On Fri, Nov 16, 2012 at 9:13 AM, ddewaele <ddewa...@gmail.com> wrote:
> Donald Whytock wrote
>> The preferred way in OSGI is having a BundleListener listen for a
>> STARTED event.  You'd put this in the bundles that are trying to
>> create routes.
>
> As soon as my bundle containing the camel route is started, the Spring OSGI
> extender kicks in, and immediately refreshes my spring context (resulting in
> the creation of the non-osgi camel context if the camel-spring bundle wasn't
> started). I don't see a hook where I can influence this behavior.
>
> Putting the listener in my bundle means that the bundle start event for
> camel-spring will be delivered when my bundle is starting (=too late).

This depends on how you're starting your routes.  If you're starting
them with Spring XML, I personally can't help you, but others might.
But if you're starting them programatically, you can have the code
that starts the routes be triggered by a BundleListener event.  Your
bundle can start, and defer starting your routes until the event is
triggered.

> Donald Whytock wrote
>> If you have a number of bundles dependent in this way, you might want
>> to create a bundle that does the listening for the camel-spring bundle
>> and publishes a service the other bundles submit custom listeners to.
>> That reduces, or at least centralizes, your dependence on extenal
>> events.
>
> Do you have some sample code or a pointer to some documentation regarding
> this approach ?

Sorry, my project site was recently hacked.  I'll have to find my
archives.  Ping me in a week if I haven't responded, please.

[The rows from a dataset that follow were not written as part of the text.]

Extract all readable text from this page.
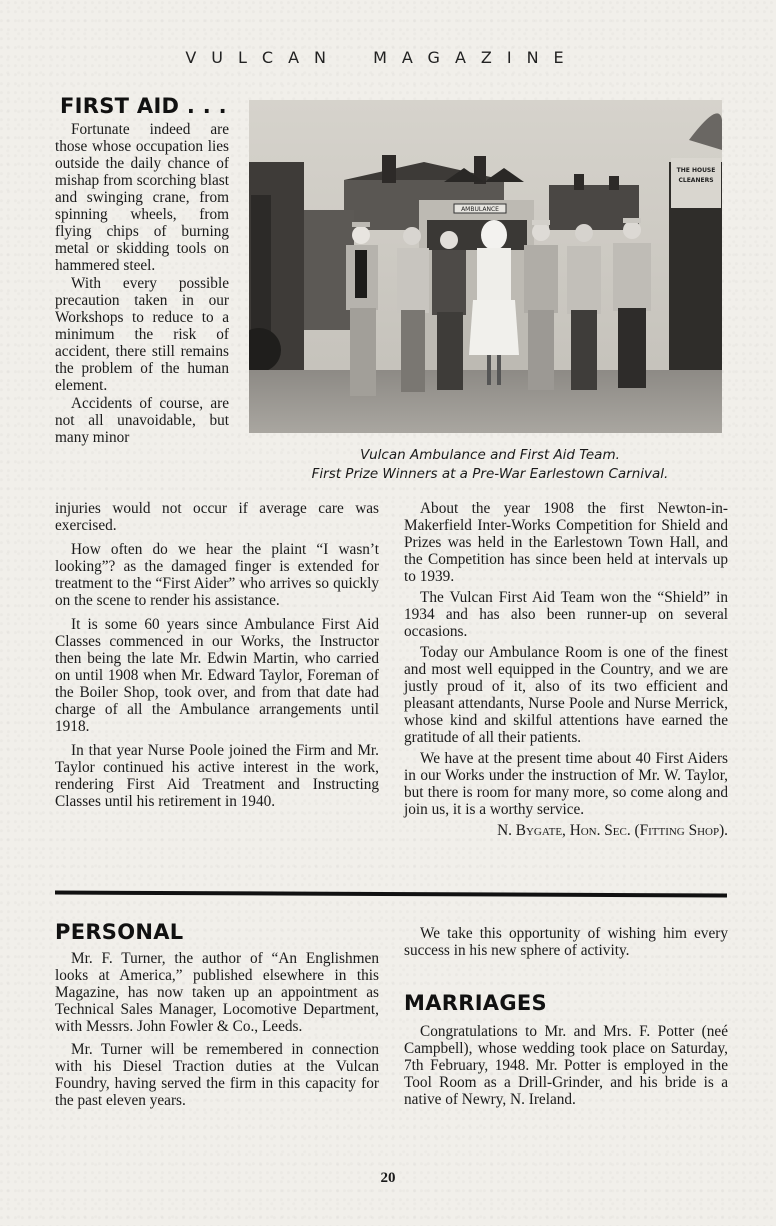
VULCAN MAGAZINE
FIRST AID . . .

Fortunate indeed are those whose occupation lies outside the daily chance of mishap from scorching blast and swinging crane, from spinning wheels, from flying chips of burning metal or skidding tools on hammered steel.

With every possible precaution taken in our Workshops to reduce to a minimum the risk of accident, there still remains the problem of the human element.

Accidents of course, are not all unavoidable, but many minor

AMBULANCE
THE HOUSE
CLEANERS
Vulcan Ambulance and First Aid Team.
First Prize Winners at a Pre-War Earlestown Carnival.

injuries would not occur if average care was exercised.

How often do we hear the plaint “I wasn’t looking”? as the damaged finger is extended for treatment to the “First Aider” who arrives so quickly on the scene to render his assistance.

It is some 60 years since Ambulance First Aid Classes commenced in our Works, the Instructor then being the late Mr. Edwin Martin, who carried on until 1908 when Mr. Edward Taylor, Foreman of the Boiler Shop, took over, and from that date had charge of all the Ambulance arrangements until 1918.

In that year Nurse Poole joined the Firm and Mr. Taylor continued his active interest in the work, rendering First Aid Treatment and Instructing Classes until his retirement in 1940.

About the year 1908 the first Newton-in-Makerfield Inter-Works Competition for Shield and Prizes was held in the Earlestown Town Hall, and the Competition has since been held at intervals up to 1939.

The Vulcan First Aid Team won the “Shield” in 1934 and has also been runner-up on several occasions.

Today our Ambulance Room is one of the finest and most well equipped in the Country, and we are justly proud of it, also of its two efficient and pleasant attendants, Nurse Poole and Nurse Merrick, whose kind and skilful attentions have earned the gratitude of all their patients.

We have at the present time about 40 First Aiders in our Works under the instruction of Mr. W. Taylor, but there is room for many more, so come along and join us, it is a worthy service.

N. Bygate, Hon. Sec. (Fitting Shop).

PERSONAL

Mr. F. Turner, the author of “An Englishmen looks at America,” published elsewhere in this Magazine, has now taken up an appointment as Technical Sales Manager, Locomotive Department, with Messrs. John Fowler & Co., Leeds.

Mr. Turner will be remembered in connection with his Diesel Traction duties at the Vulcan Foundry, having served the firm in this capacity for the past eleven years.

We take this opportunity of wishing him every success in his new sphere of activity.

MARRIAGES

Congratulations to Mr. and Mrs. F. Potter (neé Campbell), whose wedding took place on Saturday, 7th February, 1948. Mr. Potter is employed in the Tool Room as a Drill-Grinder, and his bride is a native of Newry, N. Ireland.

20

> Most of the camel osgi samples are being run on equinox / karaf , where
> there is some level of control of how and when bundles are started (as they
> are started from the console).
>
> In the case of an EBA file, it's the container that loads them so there is
> lesser control (and these bundle start order dependencies should be avoided
> offcourse).

Bundle start order dependence is hard to avoid in osgi.  How I
understood it is that if you're dependent on an external bundle or
service you need to be sensitive to whether or not the dependency is
there or if it suddenly goes away.  I may have taken this a bit far in
some of my own code, but I got involved in OSGI and Apache Felix
specifically to give myself hot-swap capacity.